Leading voices from the wealthtech and financial advisory spaces weigh in
ChatGPT was only launched in December last year, but it has already become the new shorthand for AI’s potential to trigger seismic change across the business world.
For database administrators and code jockeys, it’s a potential godsend as it relieves them from having to do countless menial tasks. It’s also yet another challenge for educators, as ChatGPT creates another battlefront in the war against cheating.
Wealth industry insiders are likewise weighing the disruptive implications of ChatGPT. On balance, will it be a game-changing development that will spur a new age of revolution for financial professionals? Or in the immortal words of Miley Cyrus, will it come in like a wrecking ball?
“ChatGPT will definitely disrupt the wealth space,” says Robert Madej, founder and CEO PureFacts Financial Solutions (pictured above, left). “It’s already had a huge impact.”
PureFacts is one of numerous Canadian organizations pushing the boundaries of AI in wealth tech. In 2019, it bought a company called Electric Brain to jumpstart its AI practice; today, it employs a number of full-time data analysts and PhDs in machine learning and AI.
“At PureFacts we spent the first 11 months of 2022 talking about AI with our clients. In November ChatGPT showed up shining a very bright spotlight on AI, and clients are thinking it’s really here,” Madej says. “Even if it’s not front and centre as far as media coverage, work is going into this space. Research is being done, and there’s no question it will pay off in the long run.”
Today, people are paying attention again. ChatGPT is trending on headlines and social media hashtags, and it was a point of discussion at the World Economic Forum’s annual summit held last week at Davos. Microsoft has also invested US$10-billion in OpenAI, the company behind ChatGPT.
“Even if ChatGPT is not the specific tool that gets wealth management and asset management firms using AI, there's no question that it's got them thinking about AI again in a very positive way. And it’s not the endgame,” Madej says.

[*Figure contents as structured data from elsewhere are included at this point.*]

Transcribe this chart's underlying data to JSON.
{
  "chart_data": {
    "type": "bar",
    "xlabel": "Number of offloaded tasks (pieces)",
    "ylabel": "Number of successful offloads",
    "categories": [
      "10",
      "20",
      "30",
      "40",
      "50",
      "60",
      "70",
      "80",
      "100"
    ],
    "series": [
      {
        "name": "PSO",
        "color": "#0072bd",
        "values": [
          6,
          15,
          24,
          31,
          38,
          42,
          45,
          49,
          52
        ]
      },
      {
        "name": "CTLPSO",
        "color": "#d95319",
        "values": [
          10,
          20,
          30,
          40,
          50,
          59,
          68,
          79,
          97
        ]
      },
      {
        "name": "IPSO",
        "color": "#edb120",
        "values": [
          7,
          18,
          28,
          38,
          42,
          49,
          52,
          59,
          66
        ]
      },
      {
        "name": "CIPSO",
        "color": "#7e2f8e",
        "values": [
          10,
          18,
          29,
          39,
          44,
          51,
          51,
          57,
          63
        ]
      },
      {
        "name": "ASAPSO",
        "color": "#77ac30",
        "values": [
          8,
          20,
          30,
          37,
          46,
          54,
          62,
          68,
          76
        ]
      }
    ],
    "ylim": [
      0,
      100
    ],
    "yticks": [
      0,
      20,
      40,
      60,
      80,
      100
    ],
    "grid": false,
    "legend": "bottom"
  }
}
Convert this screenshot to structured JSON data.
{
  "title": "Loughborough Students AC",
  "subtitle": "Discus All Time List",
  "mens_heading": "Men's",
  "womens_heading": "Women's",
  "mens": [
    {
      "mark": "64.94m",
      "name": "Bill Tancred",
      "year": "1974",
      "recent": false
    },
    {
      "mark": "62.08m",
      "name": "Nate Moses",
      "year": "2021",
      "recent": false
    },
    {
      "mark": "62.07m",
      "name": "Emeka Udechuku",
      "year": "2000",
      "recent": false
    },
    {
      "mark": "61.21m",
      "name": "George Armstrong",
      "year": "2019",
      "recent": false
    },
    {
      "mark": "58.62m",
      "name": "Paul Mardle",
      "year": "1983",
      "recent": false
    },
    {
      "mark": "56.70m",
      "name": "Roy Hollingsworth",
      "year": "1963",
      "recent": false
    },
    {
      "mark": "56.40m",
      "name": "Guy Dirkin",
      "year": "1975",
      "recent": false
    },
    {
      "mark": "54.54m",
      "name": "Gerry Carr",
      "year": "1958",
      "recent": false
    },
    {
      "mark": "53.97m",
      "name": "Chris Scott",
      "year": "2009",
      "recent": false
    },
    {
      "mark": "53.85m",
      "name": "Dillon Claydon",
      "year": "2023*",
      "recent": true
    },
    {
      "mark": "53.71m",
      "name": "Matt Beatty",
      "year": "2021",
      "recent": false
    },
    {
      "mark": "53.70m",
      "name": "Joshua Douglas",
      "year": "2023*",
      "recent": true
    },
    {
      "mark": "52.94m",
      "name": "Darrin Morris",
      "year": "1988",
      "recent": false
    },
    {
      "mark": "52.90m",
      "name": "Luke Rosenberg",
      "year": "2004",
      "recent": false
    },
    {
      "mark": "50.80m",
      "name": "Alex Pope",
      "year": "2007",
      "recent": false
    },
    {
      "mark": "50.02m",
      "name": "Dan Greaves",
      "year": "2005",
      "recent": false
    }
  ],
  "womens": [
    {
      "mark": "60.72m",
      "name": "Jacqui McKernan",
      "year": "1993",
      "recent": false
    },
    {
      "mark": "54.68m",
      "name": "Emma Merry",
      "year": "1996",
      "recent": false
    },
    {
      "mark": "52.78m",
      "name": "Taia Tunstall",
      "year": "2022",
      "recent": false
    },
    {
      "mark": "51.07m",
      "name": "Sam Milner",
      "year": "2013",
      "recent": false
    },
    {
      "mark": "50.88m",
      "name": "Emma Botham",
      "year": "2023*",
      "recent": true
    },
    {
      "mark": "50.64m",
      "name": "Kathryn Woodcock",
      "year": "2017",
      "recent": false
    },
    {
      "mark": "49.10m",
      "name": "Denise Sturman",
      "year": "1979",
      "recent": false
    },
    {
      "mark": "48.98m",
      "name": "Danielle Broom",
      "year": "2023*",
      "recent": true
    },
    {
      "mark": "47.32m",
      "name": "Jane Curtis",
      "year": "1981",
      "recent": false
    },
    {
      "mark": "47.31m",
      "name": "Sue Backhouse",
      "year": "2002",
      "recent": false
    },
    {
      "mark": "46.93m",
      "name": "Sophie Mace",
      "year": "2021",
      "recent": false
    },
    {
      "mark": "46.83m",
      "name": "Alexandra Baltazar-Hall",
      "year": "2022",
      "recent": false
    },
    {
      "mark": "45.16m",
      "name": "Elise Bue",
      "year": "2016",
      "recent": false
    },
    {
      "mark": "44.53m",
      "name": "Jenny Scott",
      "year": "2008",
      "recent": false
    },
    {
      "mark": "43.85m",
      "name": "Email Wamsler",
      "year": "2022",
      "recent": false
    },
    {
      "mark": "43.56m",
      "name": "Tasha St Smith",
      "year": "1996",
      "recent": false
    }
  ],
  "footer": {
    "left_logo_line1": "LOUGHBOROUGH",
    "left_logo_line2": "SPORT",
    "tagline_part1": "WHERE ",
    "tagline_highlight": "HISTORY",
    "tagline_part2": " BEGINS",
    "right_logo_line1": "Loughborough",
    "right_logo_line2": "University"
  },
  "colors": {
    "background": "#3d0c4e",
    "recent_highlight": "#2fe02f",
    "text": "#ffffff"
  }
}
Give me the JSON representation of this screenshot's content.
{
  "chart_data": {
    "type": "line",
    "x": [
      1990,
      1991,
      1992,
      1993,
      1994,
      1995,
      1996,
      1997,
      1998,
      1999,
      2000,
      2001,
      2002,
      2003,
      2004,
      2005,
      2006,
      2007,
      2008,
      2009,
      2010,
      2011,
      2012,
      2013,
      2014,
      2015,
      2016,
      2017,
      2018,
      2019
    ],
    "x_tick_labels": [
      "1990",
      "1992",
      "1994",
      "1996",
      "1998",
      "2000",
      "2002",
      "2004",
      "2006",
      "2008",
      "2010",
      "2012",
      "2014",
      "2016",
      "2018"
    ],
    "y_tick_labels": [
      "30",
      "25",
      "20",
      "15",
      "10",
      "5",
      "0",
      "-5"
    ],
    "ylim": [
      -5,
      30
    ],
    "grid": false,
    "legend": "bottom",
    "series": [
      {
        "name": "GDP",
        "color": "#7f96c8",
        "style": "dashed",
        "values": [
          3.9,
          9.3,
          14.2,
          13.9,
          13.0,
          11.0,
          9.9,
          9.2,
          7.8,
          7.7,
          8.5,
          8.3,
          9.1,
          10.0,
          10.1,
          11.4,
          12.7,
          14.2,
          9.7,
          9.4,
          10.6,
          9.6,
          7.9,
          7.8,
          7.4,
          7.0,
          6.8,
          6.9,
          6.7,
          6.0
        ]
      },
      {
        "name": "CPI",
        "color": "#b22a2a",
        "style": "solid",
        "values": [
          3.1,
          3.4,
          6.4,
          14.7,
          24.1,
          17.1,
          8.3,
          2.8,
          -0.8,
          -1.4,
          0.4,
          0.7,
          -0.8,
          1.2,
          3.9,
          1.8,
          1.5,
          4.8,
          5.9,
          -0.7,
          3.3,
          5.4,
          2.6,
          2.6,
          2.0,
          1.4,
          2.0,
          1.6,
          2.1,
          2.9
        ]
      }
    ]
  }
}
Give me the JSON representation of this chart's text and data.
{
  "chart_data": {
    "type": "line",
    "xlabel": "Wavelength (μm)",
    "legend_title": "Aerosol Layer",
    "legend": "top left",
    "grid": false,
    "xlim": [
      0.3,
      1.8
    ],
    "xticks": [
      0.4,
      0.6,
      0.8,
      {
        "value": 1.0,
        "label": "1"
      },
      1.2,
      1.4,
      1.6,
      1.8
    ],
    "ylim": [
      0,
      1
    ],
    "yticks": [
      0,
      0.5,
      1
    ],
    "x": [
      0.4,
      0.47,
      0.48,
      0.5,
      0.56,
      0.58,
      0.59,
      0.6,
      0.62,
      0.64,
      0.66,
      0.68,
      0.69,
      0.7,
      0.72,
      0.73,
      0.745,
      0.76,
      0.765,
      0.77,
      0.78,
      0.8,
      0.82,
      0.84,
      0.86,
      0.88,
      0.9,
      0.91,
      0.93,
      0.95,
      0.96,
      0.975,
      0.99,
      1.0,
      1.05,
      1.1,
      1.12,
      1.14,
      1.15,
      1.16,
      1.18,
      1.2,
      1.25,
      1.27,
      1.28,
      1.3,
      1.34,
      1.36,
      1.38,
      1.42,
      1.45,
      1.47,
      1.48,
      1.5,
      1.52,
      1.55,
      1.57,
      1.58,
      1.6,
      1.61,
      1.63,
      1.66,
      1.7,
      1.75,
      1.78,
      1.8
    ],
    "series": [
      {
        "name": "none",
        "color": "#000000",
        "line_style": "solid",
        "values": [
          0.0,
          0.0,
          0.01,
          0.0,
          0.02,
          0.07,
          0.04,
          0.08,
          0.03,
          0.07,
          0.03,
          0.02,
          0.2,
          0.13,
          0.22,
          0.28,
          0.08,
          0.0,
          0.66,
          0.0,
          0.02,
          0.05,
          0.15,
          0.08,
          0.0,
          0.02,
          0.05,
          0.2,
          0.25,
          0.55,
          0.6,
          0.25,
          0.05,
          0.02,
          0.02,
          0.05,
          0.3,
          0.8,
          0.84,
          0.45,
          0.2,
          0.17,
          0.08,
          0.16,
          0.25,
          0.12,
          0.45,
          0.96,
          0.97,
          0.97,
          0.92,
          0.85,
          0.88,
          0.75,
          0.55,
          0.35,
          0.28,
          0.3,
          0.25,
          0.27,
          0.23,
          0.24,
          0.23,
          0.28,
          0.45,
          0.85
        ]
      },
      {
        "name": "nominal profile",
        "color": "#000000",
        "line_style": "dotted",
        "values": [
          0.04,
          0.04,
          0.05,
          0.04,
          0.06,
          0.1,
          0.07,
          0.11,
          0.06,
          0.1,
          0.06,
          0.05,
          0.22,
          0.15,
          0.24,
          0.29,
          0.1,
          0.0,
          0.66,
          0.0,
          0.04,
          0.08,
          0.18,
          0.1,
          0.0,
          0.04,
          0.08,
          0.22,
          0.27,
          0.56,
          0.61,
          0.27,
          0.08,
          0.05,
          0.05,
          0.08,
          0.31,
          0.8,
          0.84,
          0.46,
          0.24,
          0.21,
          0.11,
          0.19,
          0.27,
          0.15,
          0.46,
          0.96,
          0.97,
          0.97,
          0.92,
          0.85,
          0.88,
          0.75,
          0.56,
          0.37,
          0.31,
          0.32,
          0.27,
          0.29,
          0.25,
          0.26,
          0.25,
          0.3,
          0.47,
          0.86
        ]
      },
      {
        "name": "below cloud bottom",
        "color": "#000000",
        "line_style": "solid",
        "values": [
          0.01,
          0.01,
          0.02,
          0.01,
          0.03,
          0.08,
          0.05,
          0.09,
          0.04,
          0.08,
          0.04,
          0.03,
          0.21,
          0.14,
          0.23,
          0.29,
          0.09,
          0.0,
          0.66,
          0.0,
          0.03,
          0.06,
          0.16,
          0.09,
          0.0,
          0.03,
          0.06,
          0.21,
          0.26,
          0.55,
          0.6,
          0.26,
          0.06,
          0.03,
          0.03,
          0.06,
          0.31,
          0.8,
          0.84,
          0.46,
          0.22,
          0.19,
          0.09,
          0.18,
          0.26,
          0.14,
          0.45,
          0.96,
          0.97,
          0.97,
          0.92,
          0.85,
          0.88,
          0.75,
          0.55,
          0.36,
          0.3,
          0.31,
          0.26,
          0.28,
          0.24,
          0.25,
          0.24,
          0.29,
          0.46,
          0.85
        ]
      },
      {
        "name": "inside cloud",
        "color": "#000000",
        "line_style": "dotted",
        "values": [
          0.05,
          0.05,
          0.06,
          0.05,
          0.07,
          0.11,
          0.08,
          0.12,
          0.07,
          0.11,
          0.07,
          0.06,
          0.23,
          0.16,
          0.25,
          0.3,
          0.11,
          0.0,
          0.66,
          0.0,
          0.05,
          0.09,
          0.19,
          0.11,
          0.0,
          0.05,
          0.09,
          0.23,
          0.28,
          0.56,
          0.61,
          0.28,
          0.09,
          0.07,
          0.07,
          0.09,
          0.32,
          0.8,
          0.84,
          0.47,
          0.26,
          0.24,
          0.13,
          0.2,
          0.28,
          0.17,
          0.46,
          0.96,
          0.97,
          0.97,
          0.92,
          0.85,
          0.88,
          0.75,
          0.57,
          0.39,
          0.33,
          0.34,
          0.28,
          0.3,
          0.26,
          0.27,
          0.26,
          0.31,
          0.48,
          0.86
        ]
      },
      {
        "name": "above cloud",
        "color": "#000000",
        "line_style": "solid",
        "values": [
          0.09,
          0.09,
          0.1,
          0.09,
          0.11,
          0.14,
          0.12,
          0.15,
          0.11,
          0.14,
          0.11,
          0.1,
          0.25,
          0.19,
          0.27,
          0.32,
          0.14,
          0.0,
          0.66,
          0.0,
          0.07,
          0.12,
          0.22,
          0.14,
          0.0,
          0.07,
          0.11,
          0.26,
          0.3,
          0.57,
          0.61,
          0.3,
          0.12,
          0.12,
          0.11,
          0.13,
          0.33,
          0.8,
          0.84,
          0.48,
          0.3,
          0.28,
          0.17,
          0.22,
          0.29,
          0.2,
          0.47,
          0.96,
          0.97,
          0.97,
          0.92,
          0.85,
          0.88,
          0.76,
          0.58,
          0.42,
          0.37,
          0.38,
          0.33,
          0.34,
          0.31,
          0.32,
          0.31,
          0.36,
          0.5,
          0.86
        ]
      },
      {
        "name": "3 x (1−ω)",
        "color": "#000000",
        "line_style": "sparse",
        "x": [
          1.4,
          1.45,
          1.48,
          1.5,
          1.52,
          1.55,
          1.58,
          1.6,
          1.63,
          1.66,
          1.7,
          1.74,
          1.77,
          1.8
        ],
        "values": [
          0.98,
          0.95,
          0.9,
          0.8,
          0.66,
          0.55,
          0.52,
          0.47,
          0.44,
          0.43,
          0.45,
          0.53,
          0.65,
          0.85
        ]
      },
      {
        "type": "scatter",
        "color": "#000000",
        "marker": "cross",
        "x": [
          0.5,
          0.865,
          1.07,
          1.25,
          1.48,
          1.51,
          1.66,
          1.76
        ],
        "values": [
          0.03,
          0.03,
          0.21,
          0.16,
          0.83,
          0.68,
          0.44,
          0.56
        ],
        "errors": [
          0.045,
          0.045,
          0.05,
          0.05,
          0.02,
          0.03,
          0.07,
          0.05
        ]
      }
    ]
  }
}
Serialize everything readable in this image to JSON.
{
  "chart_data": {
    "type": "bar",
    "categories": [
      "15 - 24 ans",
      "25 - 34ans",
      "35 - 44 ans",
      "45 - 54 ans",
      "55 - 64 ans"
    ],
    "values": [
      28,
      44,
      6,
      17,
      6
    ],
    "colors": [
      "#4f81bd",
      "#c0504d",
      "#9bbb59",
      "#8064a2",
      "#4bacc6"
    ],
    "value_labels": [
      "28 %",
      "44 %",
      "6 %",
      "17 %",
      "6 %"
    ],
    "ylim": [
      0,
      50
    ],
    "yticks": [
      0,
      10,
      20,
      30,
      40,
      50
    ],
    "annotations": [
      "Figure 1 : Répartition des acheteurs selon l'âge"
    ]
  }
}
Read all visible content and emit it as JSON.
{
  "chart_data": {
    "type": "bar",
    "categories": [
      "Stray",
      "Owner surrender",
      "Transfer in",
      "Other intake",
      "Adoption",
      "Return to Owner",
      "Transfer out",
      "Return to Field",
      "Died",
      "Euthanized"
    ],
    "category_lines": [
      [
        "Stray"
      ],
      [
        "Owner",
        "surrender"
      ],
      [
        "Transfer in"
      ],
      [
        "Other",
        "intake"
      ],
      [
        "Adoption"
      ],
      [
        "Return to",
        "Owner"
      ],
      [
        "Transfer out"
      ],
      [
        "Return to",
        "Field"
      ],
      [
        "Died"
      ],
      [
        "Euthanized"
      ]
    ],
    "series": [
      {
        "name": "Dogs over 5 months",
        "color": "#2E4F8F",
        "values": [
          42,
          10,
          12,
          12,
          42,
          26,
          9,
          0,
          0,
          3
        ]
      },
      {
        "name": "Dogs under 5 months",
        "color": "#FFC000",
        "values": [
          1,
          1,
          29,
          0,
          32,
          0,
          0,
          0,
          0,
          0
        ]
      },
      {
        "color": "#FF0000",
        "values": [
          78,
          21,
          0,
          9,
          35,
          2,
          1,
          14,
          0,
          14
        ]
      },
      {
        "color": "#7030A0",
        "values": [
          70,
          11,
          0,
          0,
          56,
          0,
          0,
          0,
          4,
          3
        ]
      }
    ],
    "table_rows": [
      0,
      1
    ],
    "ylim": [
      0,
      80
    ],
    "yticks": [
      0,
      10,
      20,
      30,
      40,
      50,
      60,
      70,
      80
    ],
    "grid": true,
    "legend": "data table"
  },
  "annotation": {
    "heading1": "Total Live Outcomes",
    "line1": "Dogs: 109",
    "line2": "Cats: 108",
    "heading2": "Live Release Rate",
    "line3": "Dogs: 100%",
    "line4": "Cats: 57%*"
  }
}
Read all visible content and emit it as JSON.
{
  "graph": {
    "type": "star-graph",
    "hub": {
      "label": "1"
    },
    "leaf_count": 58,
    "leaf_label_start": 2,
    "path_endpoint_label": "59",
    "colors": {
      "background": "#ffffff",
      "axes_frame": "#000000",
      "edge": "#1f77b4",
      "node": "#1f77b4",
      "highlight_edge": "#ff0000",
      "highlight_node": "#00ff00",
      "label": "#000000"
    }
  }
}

“You can think of it as the original Model T before everybody buys a car, or the first light bulb that Edison put on in his lab before lights went all over the world. This is just the beginning.”
For Michael Kitces, prolific author and prominent voice of the financial advice profession (above, right), ChatGPT is the latest in a decades-long line of technological advancements – including computers, the internet, and robo-advisors – that were supposed to render financial advisors redundant. But what doesn’t kill you makes you stronger, as the saying goes, and so it went for the financial advice profession.
“None of those technological leaps replaced financial advisors, even as computing power has grown by 10,000,000 times in the past 50 years,” the founder of Kitces.com told Wealth Professional.
Every new technological development, Kitces says, automates rote tasks that nobody wanted to do in the first place. By whittling down the back-office work and overhead costs of running an advice business, technology has led to faster delivery of effective advice, even as it drove down commissions and fees.
Even as he recognizes the power of technology, Kitces emphasizes that computers are built to take inputs and generate outputs efficiently. While ChatGPT can tell someone how much to save if they wanted to retire at 62, it can’t ask incisive questions, explore what-if scenarios, reassure investors during crashing markets, or navigate the kinds of human conversations advisors have with clients.
“Simply put, if you ask a computer a question, it gives you an answer; it doesn’t challenge you to ask better questions that may lead you down a better path or change your behaviour,” Kitces says. “Computers are fantastic tools that advisors can leverage to get answers themselves – and why technology just keeps making advice more efficient and effective – but they don’t replace the financial advisor.”